Solved – What does it exactly mean if a random variable follows a distribution

distributionsnormal distributionrandom variableregression

Imagine there's a random variable such as $ε$. Then we say that $ε$ is i.i.d and follows a normal distribution with mean $0$ and variance $σ^2$.

What does this mean? Is this not a variable anymore? Is this a function now? I see this in most books and such but I'm still unclear what exactly it means or what it does and etc.

In terms of regression, I know this variable is basically the random errors, but what does it mean if this vector of random errors follows a normal distribution?

Best Answer

A random variable $\varepsilon \sim \mathrm{N}(0,\sigma^2)$ is not the kind of variable considered when thinking about function arguments or solving equations, but actually represents the outcome of a random experiment. (Mathematically rigorously, but not so important, one would say: it is a function mapping from a sample space into the space in which the random variable lives.)

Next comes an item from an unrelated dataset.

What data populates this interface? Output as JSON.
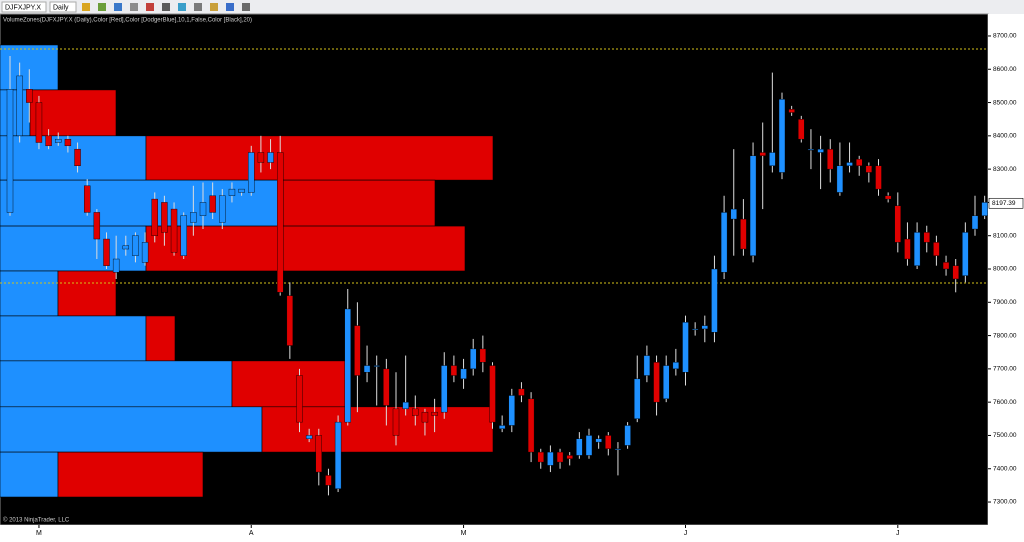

How can this be understood? A probability measure, like $\mathrm{N}(0,\sigma^2)$ assigns values to sets, so-called events. In this case, the probability of $\varepsilon$ ending up in a set $A$ has probability $$ \mathrm{N}(0,\sigma^2)(A) = \int_A \frac{1}{\sqrt{2\pi\sigma^2}}\exp\left(-\frac{1}{2\sigma^2} \|x \|^2 \right) \mathrm{d}x. $$ That means, if you repeatedly saw i.i.d. (independent and identically distributed) $\varepsilon$'s, they would (in the large data limit) on average end up in $A$, precisely $\mathrm{N}(0,\sigma^2)(A)\cdot 100 \%$ of the time.